In most languages, data is placed either on the heap or the stack. The stack follows a strict structure of "last in, first out", whereas the heap is very flexible regarding the order in which data is allocated and freed. Stack allocation is trivial in Assembly and there are an abundance of tutorials about it, so I'll be focusing on heap allocation.
I've chosen to use the Windows API for convenience, though I believe you could link against the C standard libraries to gain access to platform-agnostic POSIX functions like malloc.
Getting the Heap Handle
Windows automatically gives every process its own heap, which we can access using the Windows API's GetProcessHeap function. This function takes no arguments, so in NASM its name is _GetProcessHeap@0. Upon being called, it places a "handle" representing the process' heap in the EAX register. There's not much we can do with the handle alone, but all other heap functions require this handle as a parameter.
Here is a code example of obtaining the heap handle:
global _main
extern _ExitProcess@4
extern _GetProcessHeap@0
section .text
_main:
; Place heap in eax
call _GetProcessHeap@0
; Successfully exit
push 0
call _ExitProcess@4
When linking this, you must link kernel32.lib, which on my machine was located at:
C:\Program Files (x86)\Windows Kits\8.1\Lib\winv6.3\um\x86\kernel32.lib
I used the following commands in Command Prompt to assemble my code:
nasm -fwin32 program.asm
link /subsystem:console /entry:main program.obj path/to/kernel32.lib
Allocating Memory
Allocating memory is done by a different function, the HeapAlloc function. This takes 3 DWORD (4-byte) arguments, so in NASM is called _HeapAlloc@12. It places the starting location of the newly allocated memory in EAX, or places null (0) there instead if memory couldn't be allocated. The arguments are as follows (in left-to-right order):
hHeap: The handle of the heap to allocate on, obtained withGetProcessHeap.dwFlags: Flags to modify how this function behaves.

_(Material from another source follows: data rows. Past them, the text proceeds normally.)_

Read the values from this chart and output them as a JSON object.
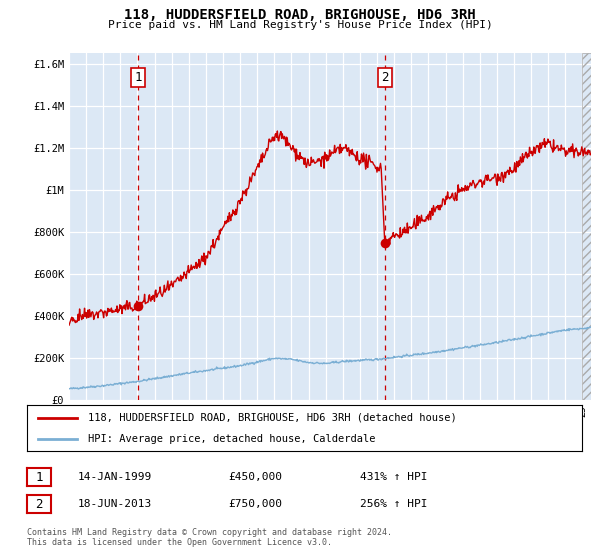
{
  "title": "118, HUDDERSFIELD ROAD, BRIGHOUSE, HD6 3RH",
  "subtitle": "Price paid vs. HM Land Registry's House Price Index (HPI)",
  "ylabel_ticks": [
    "£0",
    "£200K",
    "£400K",
    "£600K",
    "£800K",
    "£1M",
    "£1.2M",
    "£1.4M",
    "£1.6M"
  ],
  "ylim": [
    0,
    1650000
  ],
  "yticks": [
    0,
    200000,
    400000,
    600000,
    800000,
    1000000,
    1200000,
    1400000,
    1600000
  ],
  "sale1_date": 1999.04,
  "sale1_price": 450000,
  "sale1_label": "1",
  "sale2_date": 2013.46,
  "sale2_price": 750000,
  "sale2_label": "2",
  "red_line_color": "#cc0000",
  "blue_line_color": "#7bafd4",
  "dashed_line_color": "#cc0000",
  "grid_color": "#cccccc",
  "chart_bg": "#dce8f5",
  "legend_label_red": "118, HUDDERSFIELD ROAD, BRIGHOUSE, HD6 3RH (detached house)",
  "legend_label_blue": "HPI: Average price, detached house, Calderdale",
  "table_row1": [
    "1",
    "14-JAN-1999",
    "£450,000",
    "431% ↑ HPI"
  ],
  "table_row2": [
    "2",
    "18-JUN-2013",
    "£750,000",
    "256% ↑ HPI"
  ],
  "footnote": "Contains HM Land Registry data © Crown copyright and database right 2024.\nThis data is licensed under the Open Government Licence v3.0.",
  "xmin": 1995.0,
  "xmax": 2025.5
}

For more information, see the table on theHeapAllocMSDN page.dwBytes: The number of bytes to allocate.
We need to push these arguments to the stack in right-to-left order, in other words beginning with the number of bytes. So, to allocate 6 bytes on the heap whose handle is EAX and make all bytes zero:
push 6 ; dwBytes
push 8 ; dwFlags
push eax ; hHeap
call _HeapAlloc@12
Putting it All Together
This example program uses the two functions detailed above to dynamically allocate 6 bytes, then writes the null-terminated string "Hello" to this new memory. It displays this string in a message box using the MessageBoxA function.
global _main
extern _ExitProcess@4
extern _MessageBoxA@16
extern _GetProcessHeap@0
extern _HeapAlloc@12
section .text
_main:
; Set EAX to heap handle
call _GetProcessHeap@0
; Allocate 6 bytes
push 6
push 8
push eax
call _HeapAlloc@12
; Write string
mov byte [eax], "H"
mov byte [eax+1], "e"
mov byte [eax+2], "l"
mov byte [eax+3], "l"
mov byte [eax+4], "o"
mov byte [eax+5], 0
; Display message
push 0
push eax
push eax
push 0
call _MessageBoxA@16
push 0
call _ExitProcess@4
Note: This is a republished, slightly modified version of a post on my old blog.